L’exposition débute par la présentation d’un rare ensemble d’ammonites provenant majoritairement de la Sarthe, mais aussi de Seine-Maritime et du Pas-de-Calais : on retiendra notamment un lot d’ammonites du genre Calycoceras de la région du Mans (Calycoceras asiaticum, C. genteni, C. guerangeri), de nombreux spécimens aux espèces variées issus de la région de Saint-Ulphace (Acanthoceras rhotomagense, Scaphites obliquus, Forbesiceras largilliertianum) dont un splendide et rare exemplaire de l’ammonite hétéromorphe Turrilites costatus.

Ammonites du Cénomanien

Puis une grande vitrine présente majoritairement des bivalves, des rudistes et quelques nautiles de la Sarthe et de Charente-Maritime.
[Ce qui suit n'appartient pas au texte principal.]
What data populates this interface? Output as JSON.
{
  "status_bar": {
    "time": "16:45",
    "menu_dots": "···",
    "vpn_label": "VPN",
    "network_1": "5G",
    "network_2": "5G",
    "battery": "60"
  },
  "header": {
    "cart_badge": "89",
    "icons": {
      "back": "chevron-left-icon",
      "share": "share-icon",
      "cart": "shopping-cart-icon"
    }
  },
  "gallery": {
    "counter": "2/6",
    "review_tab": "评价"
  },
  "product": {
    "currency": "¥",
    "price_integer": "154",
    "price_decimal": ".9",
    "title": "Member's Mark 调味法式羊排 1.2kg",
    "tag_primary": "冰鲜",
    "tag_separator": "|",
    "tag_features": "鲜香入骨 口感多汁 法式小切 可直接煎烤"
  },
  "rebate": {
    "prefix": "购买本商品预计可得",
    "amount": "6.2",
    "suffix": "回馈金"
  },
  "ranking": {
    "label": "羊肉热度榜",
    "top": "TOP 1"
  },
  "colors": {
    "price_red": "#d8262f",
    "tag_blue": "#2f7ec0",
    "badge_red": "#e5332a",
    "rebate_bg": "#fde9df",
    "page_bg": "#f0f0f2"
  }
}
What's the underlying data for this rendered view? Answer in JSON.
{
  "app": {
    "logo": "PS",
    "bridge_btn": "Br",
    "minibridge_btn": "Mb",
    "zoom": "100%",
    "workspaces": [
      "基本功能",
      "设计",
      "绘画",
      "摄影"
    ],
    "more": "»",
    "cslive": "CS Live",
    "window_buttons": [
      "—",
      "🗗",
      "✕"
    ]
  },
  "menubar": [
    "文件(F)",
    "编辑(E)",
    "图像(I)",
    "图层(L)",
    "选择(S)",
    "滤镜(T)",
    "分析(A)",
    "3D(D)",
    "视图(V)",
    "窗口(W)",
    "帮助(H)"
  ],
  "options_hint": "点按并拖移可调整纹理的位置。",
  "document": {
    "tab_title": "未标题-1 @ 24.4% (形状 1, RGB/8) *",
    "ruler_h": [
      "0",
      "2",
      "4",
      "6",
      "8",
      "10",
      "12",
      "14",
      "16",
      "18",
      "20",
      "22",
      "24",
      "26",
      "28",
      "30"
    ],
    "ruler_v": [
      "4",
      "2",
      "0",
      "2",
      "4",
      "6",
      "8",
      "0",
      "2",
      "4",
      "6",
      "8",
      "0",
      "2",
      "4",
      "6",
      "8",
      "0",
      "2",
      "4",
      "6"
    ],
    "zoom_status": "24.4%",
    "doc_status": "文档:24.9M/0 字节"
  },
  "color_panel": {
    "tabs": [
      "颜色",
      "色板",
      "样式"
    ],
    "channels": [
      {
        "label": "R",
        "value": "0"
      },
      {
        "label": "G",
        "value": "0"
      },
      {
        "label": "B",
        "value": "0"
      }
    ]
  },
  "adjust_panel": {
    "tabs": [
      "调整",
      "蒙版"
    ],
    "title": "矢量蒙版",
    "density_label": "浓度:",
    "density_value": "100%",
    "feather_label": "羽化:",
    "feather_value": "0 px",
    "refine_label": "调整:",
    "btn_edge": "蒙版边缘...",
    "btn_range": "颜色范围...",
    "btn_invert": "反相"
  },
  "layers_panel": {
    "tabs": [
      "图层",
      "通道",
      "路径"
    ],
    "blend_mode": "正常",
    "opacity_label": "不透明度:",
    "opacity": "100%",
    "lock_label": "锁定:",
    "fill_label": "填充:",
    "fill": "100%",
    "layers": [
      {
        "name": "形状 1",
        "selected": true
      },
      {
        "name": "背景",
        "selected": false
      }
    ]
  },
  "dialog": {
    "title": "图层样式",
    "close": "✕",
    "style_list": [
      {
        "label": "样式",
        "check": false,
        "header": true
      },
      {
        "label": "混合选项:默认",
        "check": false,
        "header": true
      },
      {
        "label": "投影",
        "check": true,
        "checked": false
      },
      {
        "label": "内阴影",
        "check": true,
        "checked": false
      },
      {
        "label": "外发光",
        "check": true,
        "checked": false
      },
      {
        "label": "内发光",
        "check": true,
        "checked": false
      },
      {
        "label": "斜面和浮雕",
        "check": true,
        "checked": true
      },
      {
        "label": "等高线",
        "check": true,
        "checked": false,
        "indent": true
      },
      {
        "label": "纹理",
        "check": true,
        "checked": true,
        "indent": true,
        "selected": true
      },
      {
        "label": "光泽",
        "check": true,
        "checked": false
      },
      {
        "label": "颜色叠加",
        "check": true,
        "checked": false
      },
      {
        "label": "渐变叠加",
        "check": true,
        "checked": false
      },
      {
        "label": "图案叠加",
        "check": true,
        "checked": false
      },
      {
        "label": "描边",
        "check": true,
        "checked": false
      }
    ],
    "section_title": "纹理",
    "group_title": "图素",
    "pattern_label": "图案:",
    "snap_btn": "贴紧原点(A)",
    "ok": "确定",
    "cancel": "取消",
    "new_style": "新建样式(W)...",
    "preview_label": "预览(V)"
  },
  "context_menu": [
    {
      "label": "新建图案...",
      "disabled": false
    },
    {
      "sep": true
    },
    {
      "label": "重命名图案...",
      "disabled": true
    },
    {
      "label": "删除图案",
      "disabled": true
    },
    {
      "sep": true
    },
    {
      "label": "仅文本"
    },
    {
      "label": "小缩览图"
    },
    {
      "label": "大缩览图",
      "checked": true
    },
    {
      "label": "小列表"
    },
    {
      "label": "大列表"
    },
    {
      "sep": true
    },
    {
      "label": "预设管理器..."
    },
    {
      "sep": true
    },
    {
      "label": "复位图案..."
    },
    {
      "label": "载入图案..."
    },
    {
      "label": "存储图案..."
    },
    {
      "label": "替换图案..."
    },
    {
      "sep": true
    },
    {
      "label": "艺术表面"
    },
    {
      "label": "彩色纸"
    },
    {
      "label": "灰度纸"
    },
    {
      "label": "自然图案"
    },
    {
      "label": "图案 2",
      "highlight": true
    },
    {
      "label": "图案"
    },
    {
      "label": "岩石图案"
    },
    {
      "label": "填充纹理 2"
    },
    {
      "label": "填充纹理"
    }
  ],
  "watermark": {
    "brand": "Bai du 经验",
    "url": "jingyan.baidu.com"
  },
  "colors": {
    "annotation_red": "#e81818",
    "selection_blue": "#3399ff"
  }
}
Parmi les fossiles remarquables, nous retiendrons les très beaux exemplaires de Caprina adversa provenant du gisement côtier de Dolus sur l’île d’Oléron (Charente-Maritime), ainsi que deux planches à feutrine, présentant un ensemble de bivalves sarthois découverts au XIXe siècle par le naturaliste Édouard Guéranger.

 

Ensuite, le visiteur est invité à découvrir le monde végétal. De grands panneaux muraux permettent d’en savoir un peu plus sur le Cénomanien et sur l’évolution des plantes ; notamment sur l’apparition et la rapide diversification des plantes à fleurs. Une vitrine en particulier, présente un ensemble de fossiles de végétaux sarthois, charentais et poitevins : du bois, des feuilles et d’exceptionnels nodules d’ambre contenant parfois des insectes. En particulier, plusieurs morceaux d’ambre sarthois sont présentés, provenant de la région d’Écommoy (carrière de Bezonnais) et de Précigné (la découverte de l’ambre sarthois est attribuée au naturaliste Louis Maulny en 1802) qui ont été étudié à partir des années 60 pour la richesse de leurs inclusions en restes d’insectes remarquablement bien conservés. Mais ce qui fait surtout l’attrait de cette vitrine, c’est la présence d’ambre charentais (qui fait l’objet d’études approfondies depuis plusieurs années maintenant) désormais connu mondialement pour sa richesse en restes fossiles inédits : on retiendra avant tout l’imposant bloc d’ambre brun opaque provenant des sablières de Cadeuil, mais aussi les très nombreux nodules issus des carrières d’Archingeay-les-Nouillers qui ont permis la mise en évidence de milliers de restes d’insectes (fourmis primitives, punaises, grillon-taupe, pseudoscorpions, blattes, centipède geophilomorphe  (Chilopoda), acariens, araignées, charançons, psoque, nymphes de perce-oreilles, guèpe diapriidee…) et même de  vers, de mouches, de crustacés et des plumes de dinosaure, grâce à la microradiographie et à la microtomographie par rayons X (synchrotron de l’ESRF de Grenoble). Certains de ces insectes ont été restitués virtuellement grâce à des logiciels informatiques spécifiques avant d’être modélisés en 3 dimensions grâce à des imprimantes 3D. Des modèles d’étude agrandis sont d’ailleurs présentés dans cette vitrine afin de mettre en évidence l’anatomie de certains de ces insectes.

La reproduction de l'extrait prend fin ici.